Four monoterpenoid indole alkaloid dimers (MIADs), axidimins A-D (1–4), which possesses unprecedented apidosperma-aspidosperma-type skeletons, along with twelve known MIAs were isolated from Melodinus axillaris. Their structures were established by comprehensive analysis of the HRESIMS, NMR, ECD calculation and DP4 + analysis. A possible biosynthetic pathway for axidimins A-D was proposed. In vitro, axidimins C and D exhibited significant cytotoxicities against HCT116 cells with IC₅₀ values of 5.3 μM and 3.9 μM, respectively. The results obtained from flow cytometry and Western blot analysis clearly demonstrated that axidimins C and D significantly induced a reverse G₂/M phase arrest and apoptosis of HCT116 cells. The potential mechanism of axidimins C and D on HCT116 cells were thoroughly discussed through the utilization of network pharmacology and molecular docking research. Subsequently, the selected targets were validated using Western blot and CETSA analysis, confirming that axidimins C and D exert its cytotoxic effects through the activation of the p38 MAPK pathway, ultimately leading to HCT116 cells death. This study provides evidence indicating that axidimins C and D have the potential to induce cell cycle arrest and apoptosis in HCT116 cells by modulating the p38 MAPK signaling pathway. These findings offer a novel perspective for the development of anti-colorectal cancer drugs.
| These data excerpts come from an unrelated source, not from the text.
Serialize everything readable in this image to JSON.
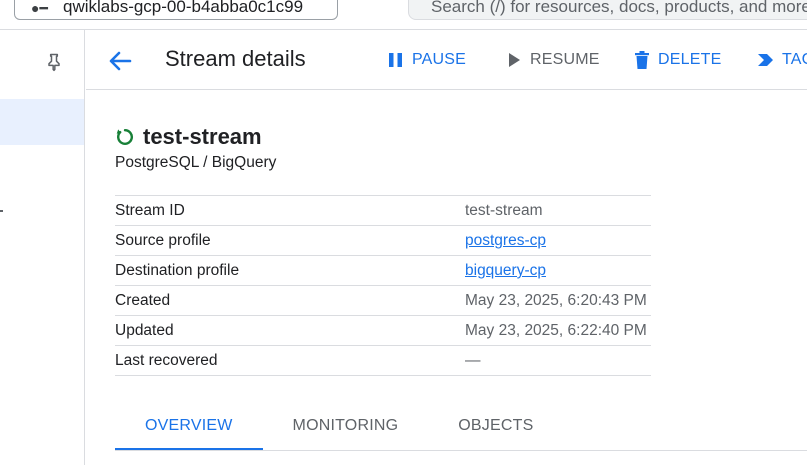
{
  "topbar": {
    "project_text": "qwiklabs-gcp-00-b4abba0c1c99",
    "project_icon": "project-dots-icon",
    "search_placeholder": "Search (/) for resources, docs, products, and more"
  },
  "rail": {
    "pin_icon": "pin-icon"
  },
  "header": {
    "title": "Stream details",
    "actions": [
      {
        "label": "PAUSE",
        "icon": "pause-icon",
        "state": "enabled"
      },
      {
        "label": "RESUME",
        "icon": "play-icon",
        "state": "disabled"
      },
      {
        "label": "DELETE",
        "icon": "trash-icon",
        "state": "enabled"
      },
      {
        "label": "TAG",
        "icon": "tag-icon",
        "state": "enabled"
      }
    ]
  },
  "stream": {
    "name": "test-stream",
    "status_icon": "running-status-icon",
    "subtitle": "PostgreSQL / BigQuery",
    "details": [
      {
        "key": "Stream ID",
        "value": "test-stream",
        "link": false
      },
      {
        "key": "Source profile",
        "value": "postgres-cp",
        "link": true
      },
      {
        "key": "Destination profile",
        "value": "bigquery-cp",
        "link": true
      },
      {
        "key": "Created",
        "value": "May 23, 2025, 6:20:43 PM",
        "link": false
      },
      {
        "key": "Updated",
        "value": "May 23, 2025, 6:22:40 PM",
        "link": false
      },
      {
        "key": "Last recovered",
        "value": "—",
        "link": false
      }
    ]
  },
  "tabs": [
    {
      "label": "OVERVIEW",
      "active": true
    },
    {
      "label": "MONITORING",
      "active": false
    },
    {
      "label": "OBJECTS",
      "active": false
    }
  ],
  "colors": {
    "accent": "#1a73e8",
    "status_ok": "#188038",
    "muted": "#5f6368",
    "divider": "#dadce0"
  }
}
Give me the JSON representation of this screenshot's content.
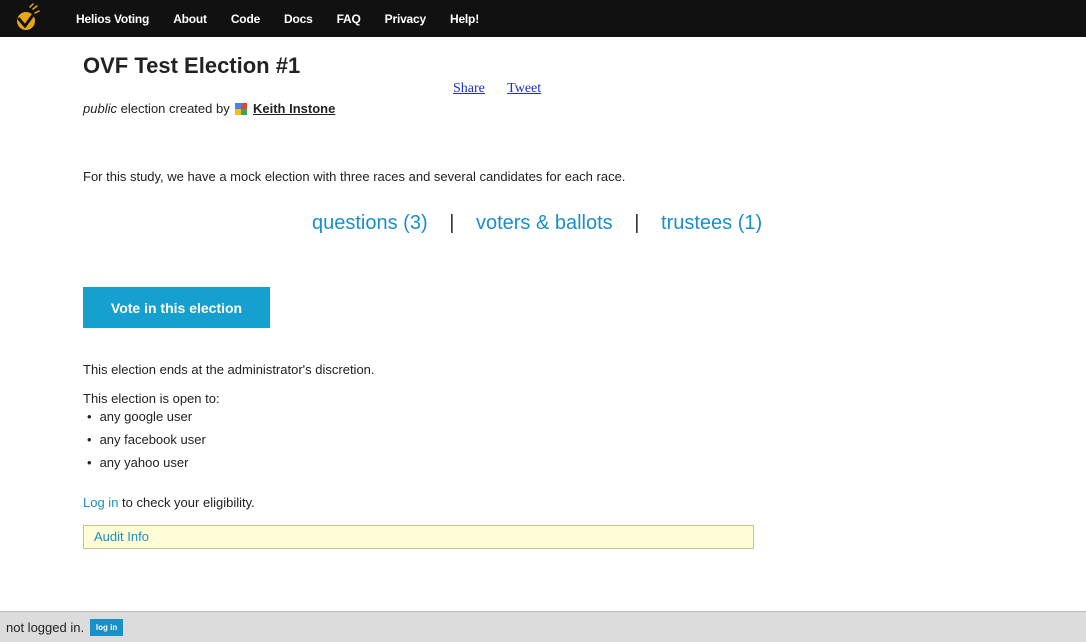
{
  "nav": {
    "brand": "Helios Voting",
    "items": [
      "About",
      "Code",
      "Docs",
      "FAQ",
      "Privacy",
      "Help!"
    ]
  },
  "election": {
    "title": "OVF Test Election #1",
    "visibility": "public",
    "created_by_text": "election created by",
    "creator_name": "Keith Instone",
    "description": "For this study, we have a mock election with three races and several candidates for each race."
  },
  "share": {
    "share_label": "Share",
    "tweet_label": "Tweet"
  },
  "tabs": {
    "questions": "questions (3)",
    "voters": "voters & ballots",
    "trustees": "trustees (1)",
    "separator": "|"
  },
  "vote_button": "Vote in this election",
  "ends_text": "This election ends at the administrator's discretion.",
  "open_to": {
    "heading": "This election is open to:",
    "items": [
      "any google user",
      "any facebook user",
      "any yahoo user"
    ]
  },
  "eligibility": {
    "link": "Log in",
    "text": " to check your eligibility."
  },
  "audit_info": "Audit Info",
  "footer": {
    "status": "not logged in.",
    "login_button": "log in"
  },
  "colors": {
    "accent": "#15a0cf",
    "link": "#1a8fc8",
    "navbar": "#111111",
    "audit_bg": "#fffdd6"
  }
}
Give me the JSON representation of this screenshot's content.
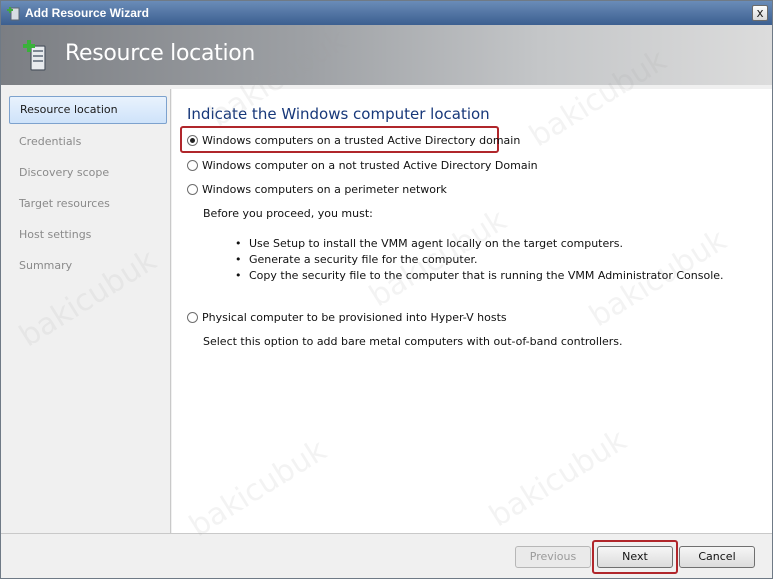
{
  "window": {
    "title": "Add Resource Wizard",
    "close_glyph": "x"
  },
  "banner": {
    "title": "Resource location",
    "icon": "server-add-icon"
  },
  "sidebar": {
    "items": [
      {
        "label": "Resource location",
        "active": true
      },
      {
        "label": "Credentials",
        "active": false
      },
      {
        "label": "Discovery scope",
        "active": false
      },
      {
        "label": "Target resources",
        "active": false
      },
      {
        "label": "Host settings",
        "active": false
      },
      {
        "label": "Summary",
        "active": false
      }
    ]
  },
  "main": {
    "heading": "Indicate the Windows computer location",
    "options": [
      {
        "label": "Windows computers on a trusted Active Directory domain",
        "checked": true
      },
      {
        "label": "Windows computer on a not trusted Active Directory Domain",
        "checked": false
      },
      {
        "label": "Windows computers on a perimeter network",
        "checked": false
      },
      {
        "label": "Physical computer to be provisioned into Hyper-V hosts",
        "checked": false
      }
    ],
    "perimeter_note": "Before you proceed, you must:",
    "perimeter_steps": [
      "Use Setup to install the VMM agent locally on the target computers.",
      "Generate a security file for the computer.",
      "Copy the security file to the computer that is running the VMM Administrator Console."
    ],
    "physical_note": "Select this option to add bare metal computers with out-of-band controllers."
  },
  "footer": {
    "previous_label": "Previous",
    "next_label": "Next",
    "cancel_label": "Cancel"
  },
  "watermark": "bakicubuk",
  "colors": {
    "highlight": "#b0262b",
    "heading": "#17387a",
    "titlebar": "#3c5f90"
  }
}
从Melodinus axillaris中分离出四种单萜吲哚生物碱二聚体 (MIAD)、axidimins AD ( 1 – 4 )，其拥有前所未有的 apidosperma-aspidosperma 型骨架，以及十二种已知的 MIA 。通过HRESIMS、NMR、ECD计算和DP4+分析的综合分析确定了它们的结构。提出了 axidimins AD 可能的生物合成途径。在体外，axidimins C和D对HCT116细胞表现出显着的细胞毒性，IC ₅₀值分别为5.3 μM和3.9 μM。流式细胞术和Western blot分析结果清楚地表明，axidimins C和D显着诱导HCT116细胞的反向G _{2 /M期阻滞和凋亡。}通过网络药理学和分子对接研究，深入探讨了axidimins C和D对HCT116细胞的潜在作用机制。随后，使用Western blot和CETSA分析对选定的靶标进行验证，证实axidimins C和D通过激活p38 MAPK途径发挥其细胞毒性作用，最终导致HCT116细胞死亡。这项研究提供的证据表明，axidimins C 和 D 有可能通过调节 p38 MAPK 信号通路来诱导 HCT116 细胞的细胞周期停滞和凋亡。这些发现为抗结直肠癌药物的开发提供了新的视角。